Project new dataset to the atlas

Question

Project new dataset to the atlas

zhangnan0107 opened this issue a year ago · comments

Dear authors,

Thanks for sharing this valuable data and workflow. I wonder if you may have the script for projecting new dataset from the user onto the atlas. Or if there is a(n) parameter/argument in the nextflow pipeline can do such projection. Many thanks.

Best,
Nan

Gregor Sturm · Answer 1 · Mon Jul 24 2023 01:30:04 GMT+0800 (China Standard Time)

In principle, you can follow the Querying the Human Lung Cell Atlas tutorial from scvi-tools.

The authors of scvi-tools added our atlas to their model hub on hugging face. So if you want to use our Lung Cancer Atlas Reference (instead of the healthy lung reference by the human cell atlas project used in the tutorial), you can simply download the appropriate model from HuggingFace:

hubmodel = HubModel.pull_from_huggingface_hub("non-small-cell-lung-cancer")
adata = hubmodel.adata
model = hubmodel.model

For reference, here is that code that we used to project the data of the "extended" atlas onto the "core" atlas:
https://github.com/icbi-lab/luca/blob/89c4e6109bc723f6958cae7af791398b28e8e422/analyses/36_add_additional_datasets/36_scvi_mapping.py

But you are probably better off following that scvi-tools tutorial.

zhangnan0107 · Answer 2 · Thu Jul 27 2023 16:56:32 GMT+0800 (China Standard Time)

Thank you for the detailed information, which is quite helpful. There are several questions I'd like to clear up since the current tutorial is based on HLCA.

Are there any requirement for query data if switching to NSCLC atlas? for example HLCA has the following requirements

Using the HLCA requires using Gene IDs for the query data
The query data should include batches in query_data.obs["dataset"]
It’s necessary to run query_data.obs["scanvi_label"] = "unlabeled" so that scvi-tools can properly register the query data.

Would the parameters in model training also work on NSCLC atlas?

surgery_epochs = 500
train_kwargs_surgery = {
"early_stopping": True,
"early_stopping_monitor": "elbo_train",
"early_stopping_patience": 10,
"early_stopping_min_delta": 0.001,
"plan_kwargs": {"weight_decay": 0.0},
}

I found there are multiple cell-type annotations in NSCLC reference data: "cell_type", "cell_type_predicted", "cell_type_coarse","cell_type_tumor","cell_type_major". I'd like to ask which one(s) you would suggest to use in label transfer?
For the uncertainty threshold (0.2 for HLCA), do you have a recommended value?

Thanks!

Gregor Sturm · Answer 3 · Mon Jul 31 2023 15:50:45 GMT+0800 (China Standard Time)

Hi,

Are there any requirement for query data if switching to NSCLC atlas? for example HLCA has the following requirements
Using the HLCA requires using Gene IDs for the query data

The query data should include batches in query_data.obs["dataset"]
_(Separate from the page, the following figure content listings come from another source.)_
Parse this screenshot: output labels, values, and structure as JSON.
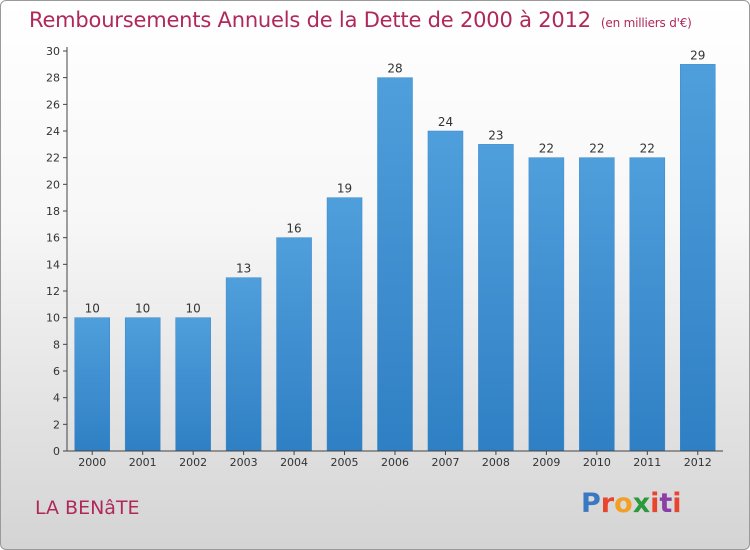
{
  "title": "Remboursements Annuels de la Dette de 2000 à 2012",
  "unit": "(en milliers d'€)",
  "commune": "LA BENâTE",
  "logo": {
    "letters": [
      "P",
      "r",
      "o",
      "x",
      "i",
      "t",
      "i"
    ],
    "colors": [
      "#3a78c4",
      "#e8442e",
      "#f2a024",
      "#2a9a3a",
      "#e8442e",
      "#8a3ea6",
      "#e8442e"
    ]
  },
  "colors": {
    "bar": "#4f9fdc",
    "bar_dark": "#2f7fc4",
    "title": "#b0285a"
  },
  "chart_data": {
    "type": "bar",
    "categories": [
      "2000",
      "2001",
      "2002",
      "2003",
      "2004",
      "2005",
      "2006",
      "2007",
      "2008",
      "2009",
      "2010",
      "2011",
      "2012"
    ],
    "values": [
      10,
      10,
      10,
      13,
      16,
      19,
      28,
      24,
      23,
      22,
      22,
      22,
      29
    ],
    "title": "Remboursements Annuels de la Dette de 2000 à 2012",
    "xlabel": "",
    "ylabel": "",
    "ylim": [
      0,
      30
    ],
    "yticks": [
      0,
      2,
      4,
      6,
      8,
      10,
      12,
      14,
      16,
      18,
      20,
      22,
      24,
      26,
      28,
      30
    ],
    "grid": false,
    "legend": "none"
  }
}
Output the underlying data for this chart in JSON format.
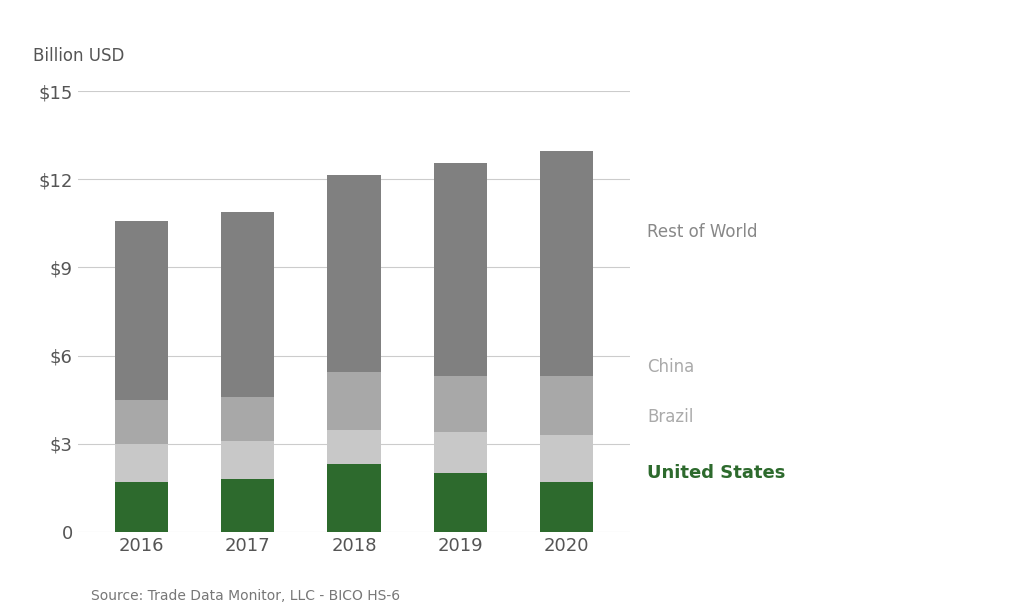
{
  "years": [
    "2016",
    "2017",
    "2018",
    "2019",
    "2020"
  ],
  "united_states": [
    1.7,
    1.8,
    2.3,
    2.0,
    1.7
  ],
  "brazil": [
    1.3,
    1.3,
    1.15,
    1.4,
    1.6
  ],
  "china": [
    1.5,
    1.5,
    2.0,
    1.9,
    2.0
  ],
  "rest_of_world": [
    6.1,
    6.3,
    6.7,
    7.25,
    7.65
  ],
  "colors": {
    "united_states": "#2d6a2d",
    "brazil": "#c8c8c8",
    "china": "#a8a8a8",
    "rest_of_world": "#808080"
  },
  "legend_labels": {
    "rest_of_world": "Rest of World",
    "china": "China",
    "brazil": "Brazil",
    "united_states": "United States"
  },
  "ylabel": "Billion USD",
  "ylim": [
    0,
    15
  ],
  "yticks": [
    0,
    3,
    6,
    9,
    12,
    15
  ],
  "ytick_labels": [
    "0",
    "$3",
    "$6",
    "$9",
    "$12",
    "$15"
  ],
  "source": "Source: Trade Data Monitor, LLC - BICO HS-6",
  "background_color": "#ffffff",
  "bar_width": 0.5
}
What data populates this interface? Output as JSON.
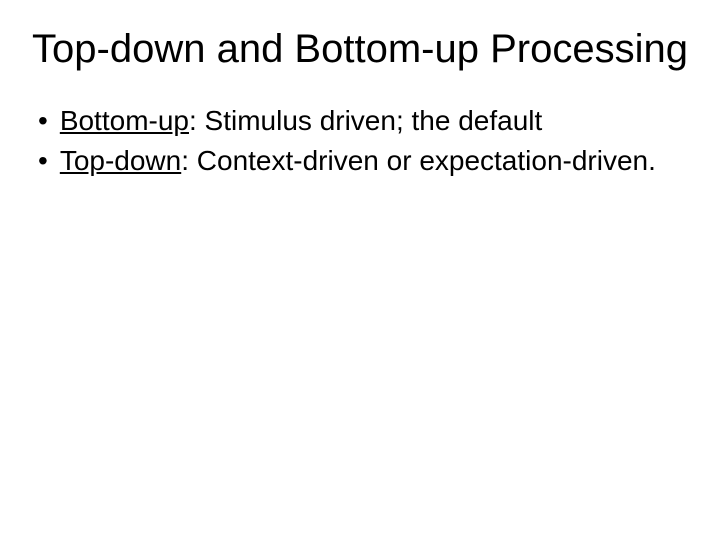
{
  "slide": {
    "title": "Top-down and Bottom-up Processing",
    "bullets": [
      {
        "term": "Bottom-up",
        "definition": ":  Stimulus driven; the default"
      },
      {
        "term": "Top-down",
        "definition": ":  Context-driven or expectation-driven."
      }
    ],
    "styles": {
      "background_color": "#ffffff",
      "text_color": "#000000",
      "title_fontsize": 40,
      "body_fontsize": 28,
      "font_family": "Arial"
    }
  }
}
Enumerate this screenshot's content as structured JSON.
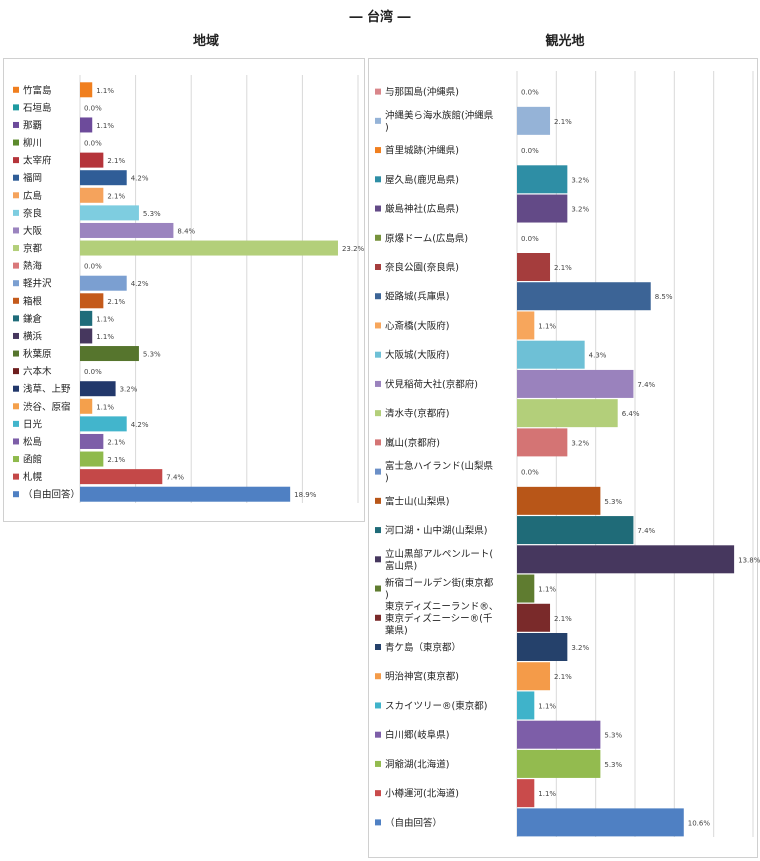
{
  "page_title": "― 台湾 ―",
  "chart_data": [
    {
      "type": "bar",
      "orientation": "horizontal",
      "title": "地域",
      "xlim": [
        0,
        25
      ],
      "grid": true,
      "legend": "left",
      "categories": [
        "竹富島",
        "石垣島",
        "那覇",
        "柳川",
        "太宰府",
        "福岡",
        "広島",
        "奈良",
        "大阪",
        "京都",
        "熱海",
        "軽井沢",
        "箱根",
        "鎌倉",
        "横浜",
        "秋葉原",
        "六本木",
        "浅草、上野",
        "渋谷、原宿",
        "日光",
        "松島",
        "函館",
        "札幌",
        "（自由回答）"
      ],
      "values": [
        1.1,
        0.0,
        1.1,
        0.0,
        2.1,
        4.2,
        2.1,
        5.3,
        8.4,
        23.2,
        0.0,
        4.2,
        2.1,
        1.1,
        1.1,
        5.3,
        0.0,
        3.2,
        1.1,
        4.2,
        2.1,
        2.1,
        7.4,
        18.9
      ],
      "labels": [
        "1.1%",
        "0.0%",
        "1.1%",
        "0.0%",
        "2.1%",
        "4.2%",
        "2.1%",
        "5.3%",
        "8.4%",
        "23.2%",
        "0.0%",
        "4.2%",
        "2.1%",
        "1.1%",
        "1.1%",
        "5.3%",
        "0.0%",
        "3.2%",
        "1.1%",
        "4.2%",
        "2.1%",
        "2.1%",
        "7.4%",
        "18.9%"
      ],
      "colors": [
        "#f07f1f",
        "#1e9aa0",
        "#6d4b9b",
        "#5c8a2c",
        "#b5343a",
        "#2f5d97",
        "#f5a35c",
        "#7ecde0",
        "#9b84bf",
        "#b3cf7a",
        "#d9787a",
        "#7b9fd1",
        "#c45a1b",
        "#1f6c7a",
        "#46375e",
        "#56752d",
        "#6e1e1e",
        "#22386b",
        "#f4a04c",
        "#42b5cc",
        "#7d5ea8",
        "#8fba4c",
        "#c44848",
        "#4f80c3"
      ]
    },
    {
      "type": "bar",
      "orientation": "horizontal",
      "title": "観光地",
      "xlim": [
        0,
        15
      ],
      "grid": true,
      "legend": "left",
      "categories": [
        "与那国島(沖縄県)",
        "沖縄美ら海水族館(沖縄県)",
        "首里城跡(沖縄県)",
        "屋久島(鹿児島県)",
        "厳島神社(広島県)",
        "原爆ドーム(広島県)",
        "奈良公園(奈良県)",
        "姫路城(兵庫県)",
        "心斎橋(大阪府)",
        "大阪城(大阪府)",
        "伏見稲荷大社(京都府)",
        "清水寺(京都府)",
        "嵐山(京都府)",
        "富士急ハイランド(山梨県)",
        "富士山(山梨県)",
        "河口湖・山中湖(山梨県)",
        "立山黒部アルペンルート(富山県)",
        "新宿ゴールデン街(東京都)",
        "東京ディズニーランド®、東京ディズニーシー®(千葉県)",
        "青ケ島（東京都）",
        "明治神宮(東京都)",
        "スカイツリー®(東京都)",
        "白川郷(岐阜県)",
        "洞爺湖(北海道)",
        "小樽運河(北海道)",
        "（自由回答）"
      ],
      "values": [
        0.0,
        2.1,
        0.0,
        3.2,
        3.2,
        0.0,
        2.1,
        8.5,
        1.1,
        4.3,
        7.4,
        6.4,
        3.2,
        0.0,
        5.3,
        7.4,
        13.8,
        1.1,
        2.1,
        3.2,
        2.1,
        1.1,
        5.3,
        5.3,
        1.1,
        10.6
      ],
      "labels": [
        "0.0%",
        "2.1%",
        "0.0%",
        "3.2%",
        "3.2%",
        "0.0%",
        "2.1%",
        "8.5%",
        "1.1%",
        "4.3%",
        "7.4%",
        "6.4%",
        "3.2%",
        "0.0%",
        "5.3%",
        "7.4%",
        "13.8%",
        "1.1%",
        "2.1%",
        "3.2%",
        "2.1%",
        "1.1%",
        "5.3%",
        "5.3%",
        "1.1%",
        "10.6%"
      ],
      "colors": [
        "#d9868a",
        "#95b3d7",
        "#f07f1f",
        "#2e8ea5",
        "#634a87",
        "#76923c",
        "#a53d3d",
        "#3c6496",
        "#f7a65c",
        "#6ec0d6",
        "#9a82bd",
        "#b3cf7a",
        "#d47474",
        "#6b8fc7",
        "#b85618",
        "#1f6b78",
        "#46375e",
        "#5f7c30",
        "#7a2a2a",
        "#25416b",
        "#f49b49",
        "#3fb3ca",
        "#7d5ea8",
        "#93bb4f",
        "#c94b4b",
        "#4f80c3"
      ]
    }
  ]
}
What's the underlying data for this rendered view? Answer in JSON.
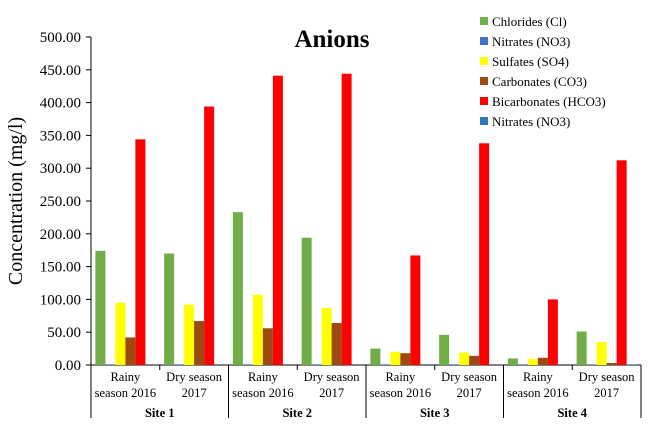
{
  "chart_data": {
    "type": "bar",
    "title": "Anions",
    "ylabel": "Concentration (mg/l)",
    "xlabel": "",
    "ylim": [
      0,
      500
    ],
    "yticks": [
      "0.00",
      "50.00",
      "100.00",
      "150.00",
      "200.00",
      "250.00",
      "300.00",
      "350.00",
      "400.00",
      "450.00",
      "500.00"
    ],
    "grid": false,
    "legend_position": "top-right",
    "categories": [
      [
        "Rainy",
        "season 2016"
      ],
      [
        "Dry season",
        "2017"
      ],
      [
        "Rainy",
        "season 2016"
      ],
      [
        "Dry season",
        "2017"
      ],
      [
        "Rainy",
        "season 2016"
      ],
      [
        "Dry season",
        "2017"
      ],
      [
        "Rainy",
        "season 2016"
      ],
      [
        "Dry season",
        "2017"
      ]
    ],
    "groups": [
      "Site 1",
      "Site 2",
      "Site 3",
      "Site 4"
    ],
    "series": [
      {
        "name": "Chlorides (Cl)",
        "color": "#70ad47",
        "values": [
          174,
          170,
          233,
          194,
          25,
          46,
          10,
          51
        ]
      },
      {
        "name": "Nitrates (NO3)",
        "color": "#4472c4",
        "values": [
          1,
          1,
          1,
          1,
          1,
          1,
          1,
          1
        ]
      },
      {
        "name": "Sulfates (SO4)",
        "color": "#ffff00",
        "values": [
          95,
          92,
          107,
          87,
          20,
          19,
          9,
          35
        ]
      },
      {
        "name": "Carbonates (CO3)",
        "color": "#9c4a12",
        "values": [
          42,
          67,
          56,
          64,
          18,
          14,
          11,
          3
        ]
      },
      {
        "name": "Bicarbonates (HCO3)",
        "color": "#ff0000",
        "values": [
          344,
          394,
          441,
          444,
          167,
          338,
          100,
          312
        ]
      },
      {
        "name": "Nitrates (NO3)",
        "color": "#2e75b6",
        "values": [
          0,
          0,
          0,
          0,
          0,
          0,
          0,
          1
        ]
      }
    ]
  }
}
It’s necessary to run query_data.obs["scanvi_label"] = "unlabeled" so that scvi-tools can properly register the query data.

The LuCA reference uses gene symbols as identifiers.
I have been using sample as batch identifier for scvi-tools
you'll also need to setup a column with cell-type labels. You can use the cell_type column from the reference dataset for that, and you'll need to assign unlabeled to the new data

Would the parameters in model training also work on NSCLC atlas?

I just went with the defaults and it seemed to work fine. I'm not an expert in these models -- this is something you would need to ask the scvi-tools authors.

I found there are multiple cell-type annotations in NSCLC reference data: "cell_type", "cell_type_predicted", "cell_type_coarse","cell_type_tumor","cell_type_major". I'd like to ask which one(s) you would suggest to use in label transfer?

These are different resolutions, from coarse to fine: cell_type_coarse > cell_type_major > cell_type > cell_type_tumor.
You can forget about cell_type_predicted.

You can use any or all of them for label transfer, depending on your needs.

For the uncertainty threshold (0.2 for HLCA), do you have a recommended value?

No idea, I'd just try with their value and iterate if needed.

zhangnan0107 · Answer 4 · Mon Aug 21 2023 21:49:29 GMT+0800 (China Standard Time)

Thanks a lot! That's really helpful!